Mem0

Treating Agent Memory as a Separate Tier

Jun 23, 2026

Drop-in long-term memory layer that extracts, stores, and retrieves user facts across a hybrid vector-graph-key-value store. The 2.0 rewrite landed quietly while the discourse was on MCP and tool-calling protocols. The cleanest example of treating memory as a service distinct from retrieval.

Yesterday’s piece made the argument that your agent’s memory should not be your RAG index. The write patterns are different, the consistency needs are different, and the failure mode of retrieving another user’s fact is harder to detect than a hallucination. Today we look at the tool that embodies that separation most clearly. Mem0 ships a pipeline purpose-built for user memory: extract facts from conversation, store them in a hybrid store that mixes vector embeddings with keyword indexes and entity graphs, and retrieve them with temporal awareness so the agent knows which facts are current. It does not try to also be your document retrieval system.

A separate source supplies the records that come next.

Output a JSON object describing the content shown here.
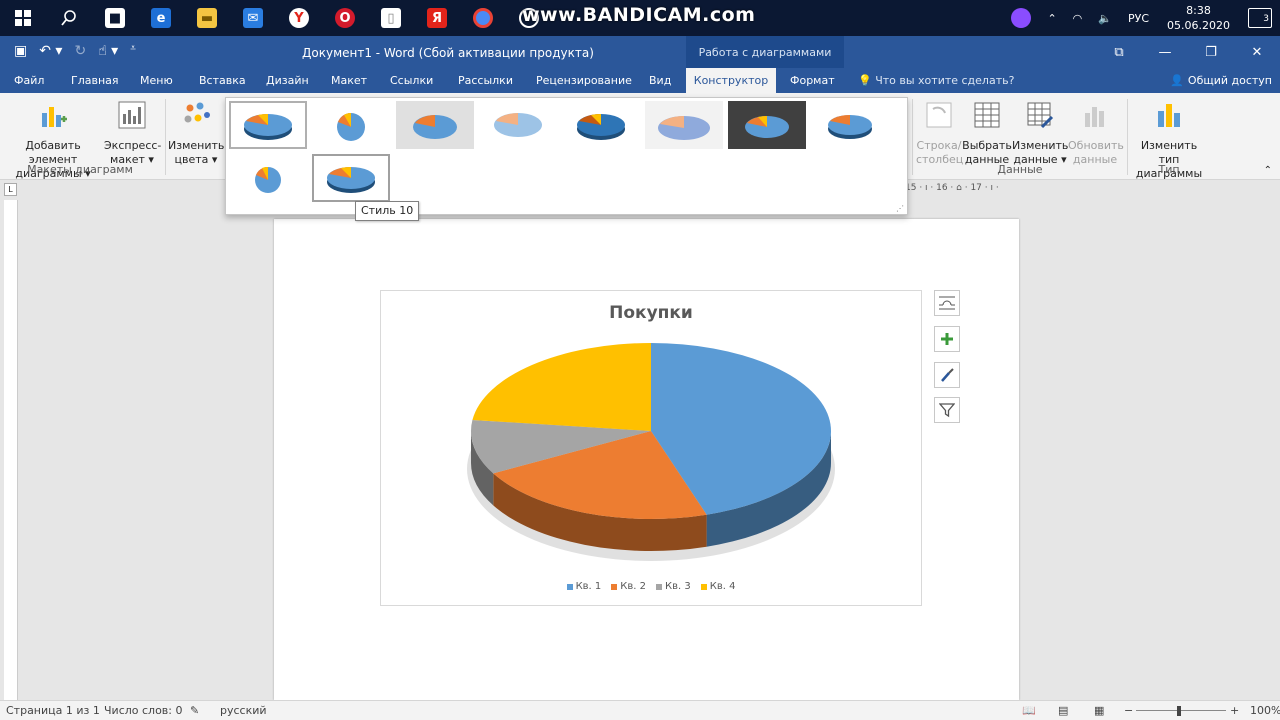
{
  "taskbar": {
    "watermark": "www.BANDICAM.com",
    "language": "РУС",
    "time": "8:38",
    "date": "05.06.2020",
    "notifications": "3"
  },
  "titlebar": {
    "doc_title": "Документ1 - Word (Сбой активации продукта)",
    "context_title": "Работа с диаграммами"
  },
  "tabs": {
    "file": "Файл",
    "home": "Главная",
    "menu": "Меню",
    "insert": "Вставка",
    "design": "Дизайн",
    "layout": "Макет",
    "references": "Ссылки",
    "mailings": "Рассылки",
    "review": "Рецензирование",
    "view": "Вид",
    "constructor": "Конструктор",
    "format": "Формат",
    "search": "Что вы хотите сделать?",
    "share": "Общий доступ"
  },
  "ribbon": {
    "add_element": "Добавить элемент",
    "add_element2": "диаграммы",
    "express": "Экспресс-",
    "express2": "макет",
    "change_colors": "Изменить",
    "change_colors2": "цвета",
    "group_layouts": "Макеты диаграмм",
    "row_col": "Строка/",
    "row_col2": "столбец",
    "select_data": "Выбрать",
    "select_data2": "данные",
    "edit_data": "Изменить",
    "edit_data2": "данные",
    "refresh_data": "Обновить",
    "refresh_data2": "данные",
    "group_data": "Данные",
    "change_type": "Изменить тип",
    "change_type2": "диаграммы",
    "group_type": "Тип"
  },
  "gallery": {
    "tooltip": "Стиль 10"
  },
  "ruler": {
    "marks": "15 · ı · 16 · ⌂ · 17 · ı ·"
  },
  "chart_data": {
    "type": "pie",
    "title": "Покупки",
    "categories": [
      "Кв. 1",
      "Кв. 2",
      "Кв. 3",
      "Кв. 4"
    ],
    "values": [
      45,
      22,
      10,
      23
    ],
    "colors": [
      "#5b9bd5",
      "#ed7d31",
      "#a5a5a5",
      "#ffc000"
    ],
    "legend_position": "bottom",
    "style": "3d"
  },
  "statusbar": {
    "page": "Страница 1 из 1",
    "words": "Число слов: 0",
    "language": "русский",
    "zoom": "100%"
  }
}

That constraint is what makes it good.

Mem0 is a Y Combinator S24 company, Apache 2.0 licensed, and recently crossed 59,000 GitHub stars with 6,800 forks. The star count alone tells you something about the demand signal. Every agent team discovers at some point that the context window is not enough and that stuffing memories into their existing vector store is worse than having no memory at all. Mem0 exists because that discovery keeps happening, and the team built a dedicated store so teams do not have to build their own.

The architecture is the right starting point. Mem0 stores memories at three levels: user, session, and agent. User memory persists across sessions and captures preferences, long-term facts, and behavioral patterns. Session memory covers a single interaction and gets summarized when the session ends. Agent memory is the system-level knowledge the agent accumulates about its own operation. Most memory layers and most agent frameworks that claim memory support only handle one level. Mem0 handles all three with a consistent API, and the distinction matters because a user preference like “prefers async updates” has a different retention profile than a session fact like “the user mentioned their deadline is Friday.”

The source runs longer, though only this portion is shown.